# Masking land or ocean values

Sometimes we deal with variables that do not necessarily make sense to plot on the ocean. For instance primary productivity is none on the ocean in the models we work with. So instead of showing a value of 0 for the ocean gridpoints, we can simply alltogether mask those points out and not show them. Or sometimes we have sea surface temperature (SST) fields that also have values on land simply because the model needs to have values everywhere. It will itself mask them out later. So in that case we should simply mask out the land values because they are not meaningful.
So let's do this with obrero. First import the module:

In [1]:
# small hack to be able to import module without install
import os
import sys
sys.path.append(os.getcwd() + '/../')

import obrero

Now read some data. To know where land and ocean are, we generally use a "land binary mask", that is an array that has 0 values for ocean gridpoints and 1 values for land gridpoints. Hence the binary part. So we need to get this mask from somewhere. We have one in our sample data kit. It goes without saying that all these different arrays should have the same spatial extent (same latitude and longitude). Though they can have different times, since usually the land mask does not vary in time. Let's assume we are interested in studying precipitation on the ocean and on land separately, so let's read precipitation and convert units:

In [3]:
# read data
fname = 'data/ctl.nc'
lname = 'data/lsm.nc'

# read as datarray
da = obrero.read_nc(fname, 'pr')
lm = obrero.read_nc(lname, 'lsm')

# convert units
da.convert_units('mm day-1')

Now we use the function `mask_land_ocean()` in obrero to get values on either land or ocean. To choose we have a simple boolean flag as third optional argument.
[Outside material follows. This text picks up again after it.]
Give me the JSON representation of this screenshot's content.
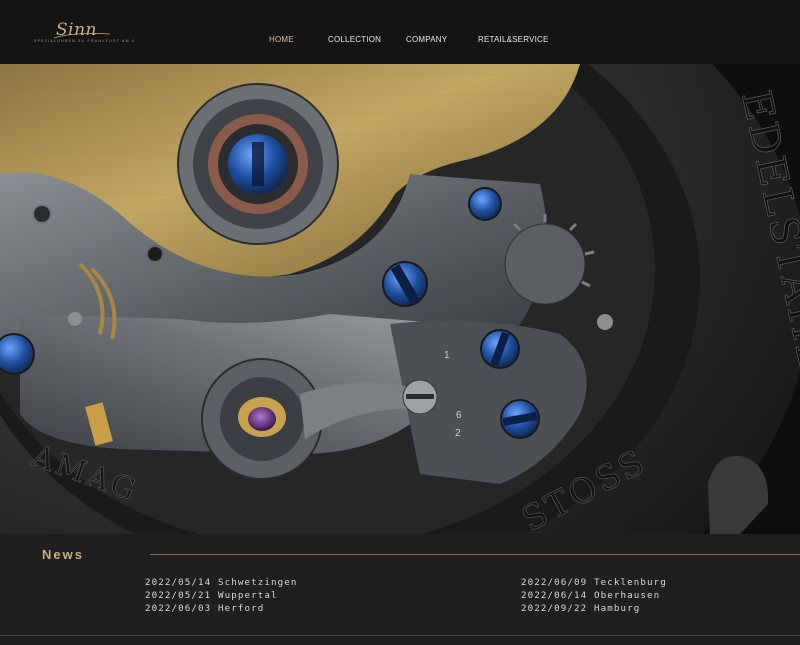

It will by default always mask out ocean values: 

In [5]:
# only land
daland = obrero.mask_land_ocean(da, lm)
daland

# only ocean
daocean = obrero.mask_land_ocean(da, lm, ocean=True)
daocean

<xarray.DataArray 'pr' (time: 72, latitude: 32, longitude: 64)>
array([[[0.70923 , 0.777796, ..., 0.540069, 0.629775],
        [0.974657, 1.099068, ..., 0.706435, 0.826919],
        ...,
        [     nan,      nan, ...,      nan,      nan],
        [     nan,      nan, ...,      nan,      nan]],

       [[0.186415, 0.181961, ..., 0.169736, 0.178863],
        [1.689129, 1.527837, ..., 1.74003 , 1.793405],
        ...,
        [     nan,      nan, ...,      nan,      nan],
        [     nan,      nan, ...,      nan,      nan]],

       ...,

       [[0.555498, 0.599123, ..., 0.43743 , 0.504916],
        [1.976995, 1.71042 , ..., 2.458799, 2.274632],
        ...,
        [     nan,      nan, ...,      nan,      nan],
        [     nan,      nan, ...,      nan,      nan]],

       [[0.625771, 0.617749, ..., 0.601025, 0.618503],
        [1.539145, 1.30133 , ..., 1.79069 , 1.720224],
        ...,
        [     nan,      nan, ...,      nan,      nan],
        [     nan,      nan, ...,      n

One can see `numpy.nan` values in opposite places in both arrays.